One time long ago, when my husband and I were living in our first apartment, the visiting girlfriend of the young male resident of the apartment across from us took his (very) large dog outside for a “walk.” The dog left a present in the middle of the walkway between our mutual apartments, which she did not clean up. A short time later, when I ran into her, I pointed it out to her, to which she replied, “I don’t like you saying that!” To this day, forty-five years later, my husband and I regularly speak that phrase (jokingly) to one another--for a good laugh, but mostly to emphasize exactly how not to respond in love towards others.

Much of what you highlight is the Golden Rule once again. “Treat others as you wish to be treated.” And those selfless “lines of thinking” are so necessary in the nurturing relationship that is marriage, as you point out, where opportunities and tendencies to focus on one’s own needs and desires abound--which, if indulged by even one spouse on a regular basis, will kill love as sure as anything.

Lorna said...

Just to clarify: I am sensitive to the reality that senior citizens might have issues with mobility, strength, reflexes, etc., that might cause them to be less than perfectly considerate in all their actions. So I am in fact patient and tolerant during the aforementioned incidences. I know from personal experience that we don’t always behave as we intend to, and we can do the very things we normally despise in others. May God keep me sensitive and responsive to those around me, even as I lose my own faculties!

David said...

I agree with what you say here, though I take exception to the slowing down for the red light. Is it better and safer for me to speed up to the red light just so I don't slightly inconvenience the tailgater behind me, or coast to a stop, slightly inconveniencing the tailgater behind me who will also have to stop at the same light?

Stan said...

I wasn't talking about safety, David. I was talking about the "me" line of thinking. Safety, for instance, would be a "we" line.
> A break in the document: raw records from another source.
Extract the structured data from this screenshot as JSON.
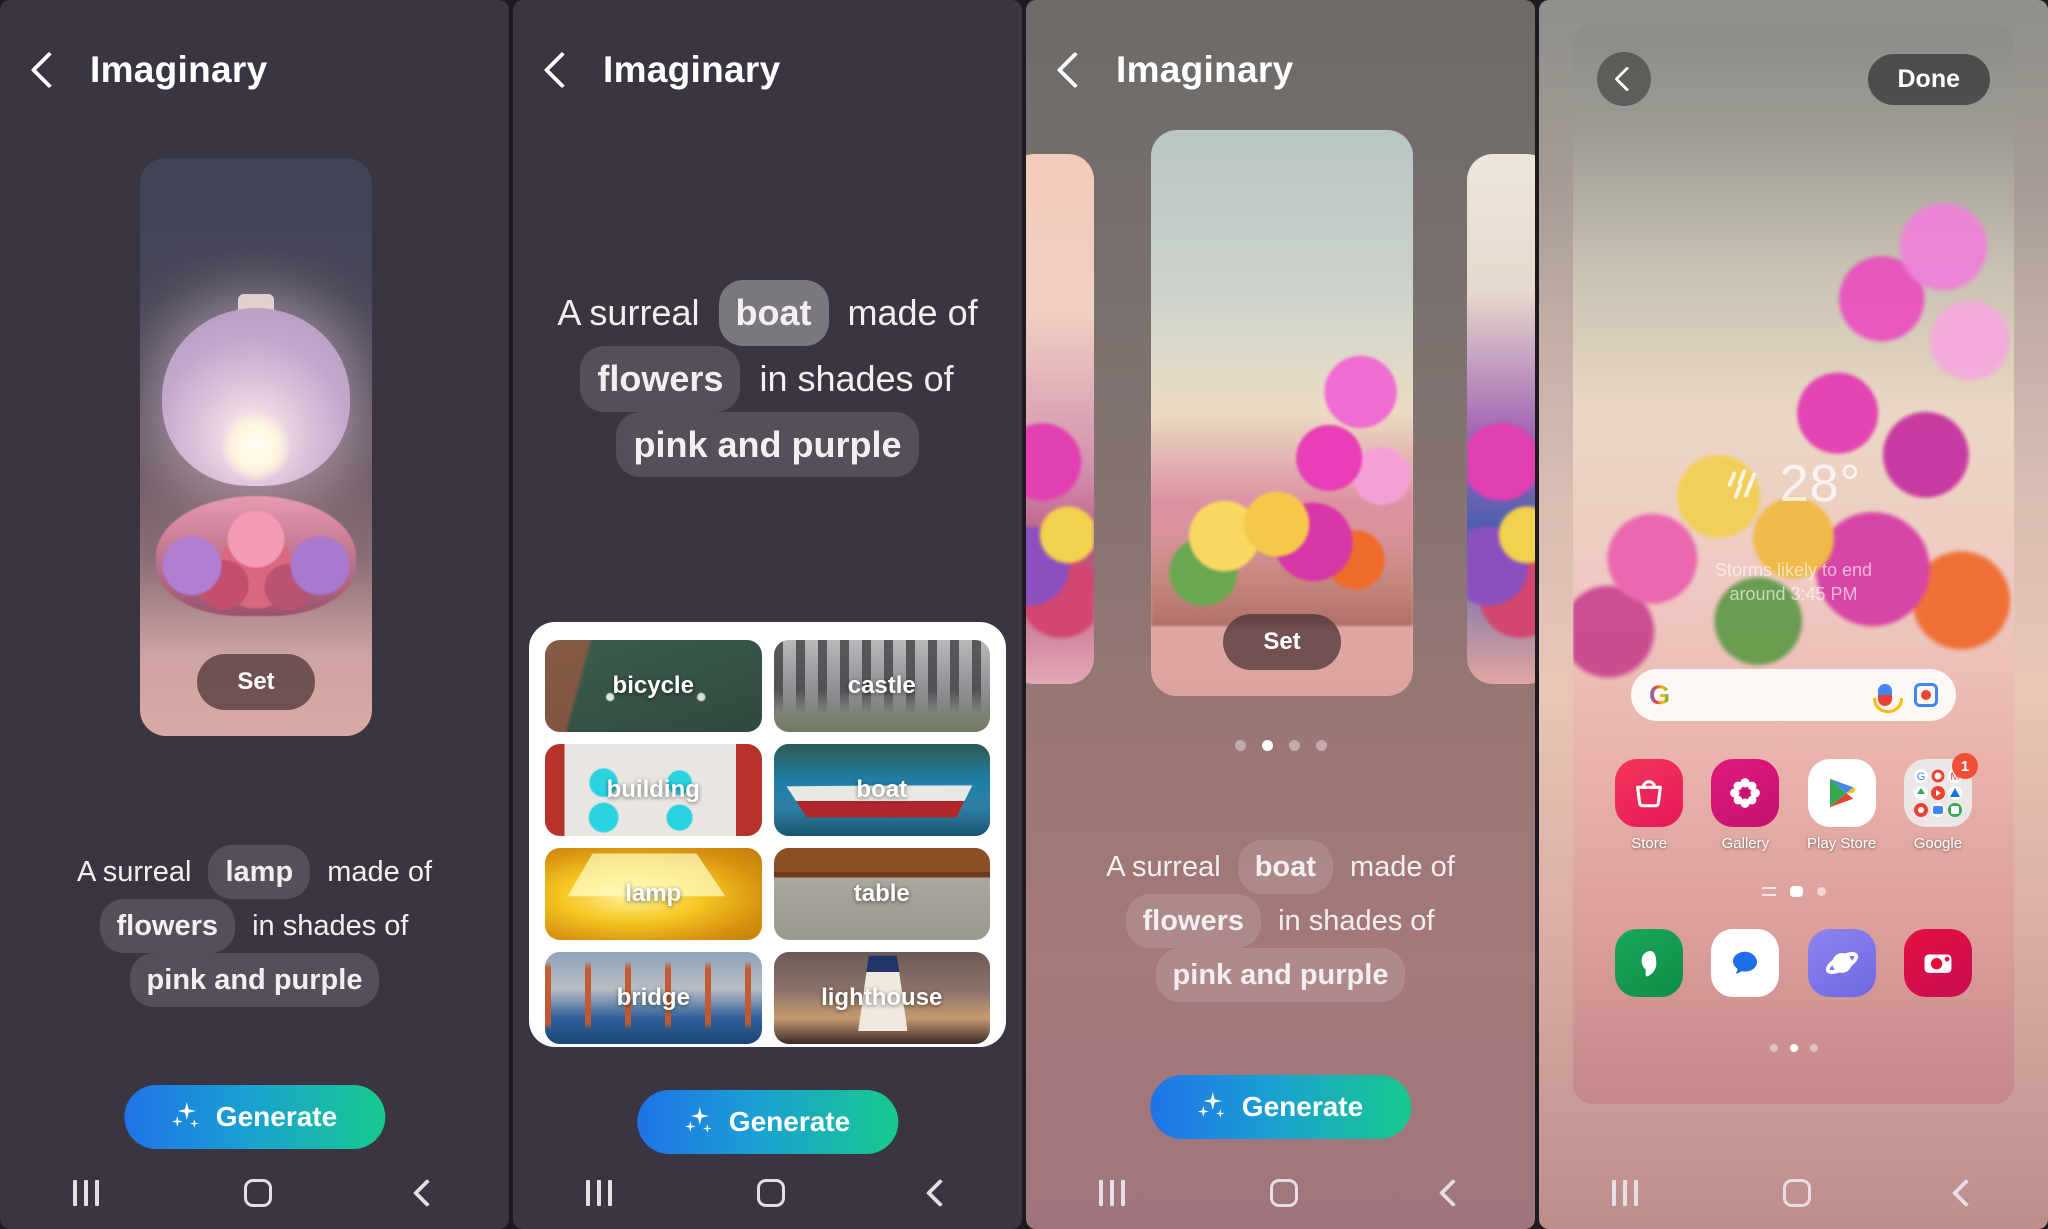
{
  "app": {
    "title": "Imaginary",
    "back_icon": "chevron-left-icon"
  },
  "panel1": {
    "title": "Imaginary",
    "set_label": "Set",
    "generate_label": "Generate",
    "sparkle_icon": "sparkle-icon",
    "prompt": {
      "t1": "A surreal",
      "subject": "lamp",
      "t2": "made of",
      "material": "flowers",
      "t3": "in shades of",
      "colors": "pink and purple"
    }
  },
  "panel2": {
    "title": "Imaginary",
    "generate_label": "Generate",
    "prompt": {
      "t1": "A surreal",
      "subject": "boat",
      "t2": "made of",
      "material": "flowers",
      "t3": "in shades of",
      "colors": "pink and purple"
    },
    "word_options": [
      {
        "label": "bicycle",
        "selected": false
      },
      {
        "label": "castle",
        "selected": false
      },
      {
        "label": "building",
        "selected": false
      },
      {
        "label": "boat",
        "selected": true
      },
      {
        "label": "lamp",
        "selected": false
      },
      {
        "label": "table",
        "selected": false
      },
      {
        "label": "bridge",
        "selected": false
      },
      {
        "label": "lighthouse",
        "selected": false
      }
    ]
  },
  "panel3": {
    "title": "Imaginary",
    "set_label": "Set",
    "generate_label": "Generate",
    "carousel_dots": 4,
    "carousel_active_index": 1,
    "prompt": {
      "t1": "A surreal",
      "subject": "boat",
      "t2": "made of",
      "material": "flowers",
      "t3": "in shades of",
      "colors": "pink and purple"
    }
  },
  "panel4": {
    "back_icon": "chevron-left-icon",
    "done_label": "Done",
    "weather": {
      "icon": "rain-icon",
      "temperature": "28°",
      "description_line1": "Storms likely to end",
      "description_line2": "around 3:45 PM"
    },
    "search_widget": {
      "logo": "google-g-icon",
      "mic_icon": "microphone-icon",
      "lens_icon": "google-lens-icon"
    },
    "apps": [
      {
        "label": "Store",
        "icon": "shopping-bag-icon",
        "badge": ""
      },
      {
        "label": "Gallery",
        "icon": "flower-icon",
        "badge": ""
      },
      {
        "label": "Play Store",
        "icon": "play-store-icon",
        "badge": ""
      },
      {
        "label": "Google",
        "icon": "google-folder-icon",
        "badge": "1"
      }
    ],
    "dock": [
      {
        "label": "Phone",
        "icon": "phone-icon"
      },
      {
        "label": "Messages",
        "icon": "message-bubble-icon"
      },
      {
        "label": "Internet",
        "icon": "browser-planet-icon"
      },
      {
        "label": "Camera",
        "icon": "camera-icon"
      }
    ],
    "home_page_indicator": [
      "apps-list-icon",
      "home-page-active",
      "page-dot"
    ],
    "wallpaper_pages": 3,
    "wallpaper_active_page": 1
  },
  "navbar": {
    "recents_icon": "recents-icon",
    "home_icon": "home-icon",
    "back_icon": "back-icon"
  },
  "colors": {
    "generate_gradient_start": "#1f73e8",
    "generate_gradient_end": "#17c98d",
    "selected_tile_outline": "#3b6ef0",
    "badge": "#f04e36"
  }
}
But I DO know that I've encountered times when, say, I'm waiting to turn and a car on the road I'm turning on is going ... really ... slow because, hey, it's a red light. I could have gotten in, but ... couldn't. But the circumstances were examples. I was trying to highlight the type of thinking that EVERYONE does ... and maybe should reconsider.

David said...

I heartily agree. We could get back to a high trust society if everyone wasn't thinking only about their best interests.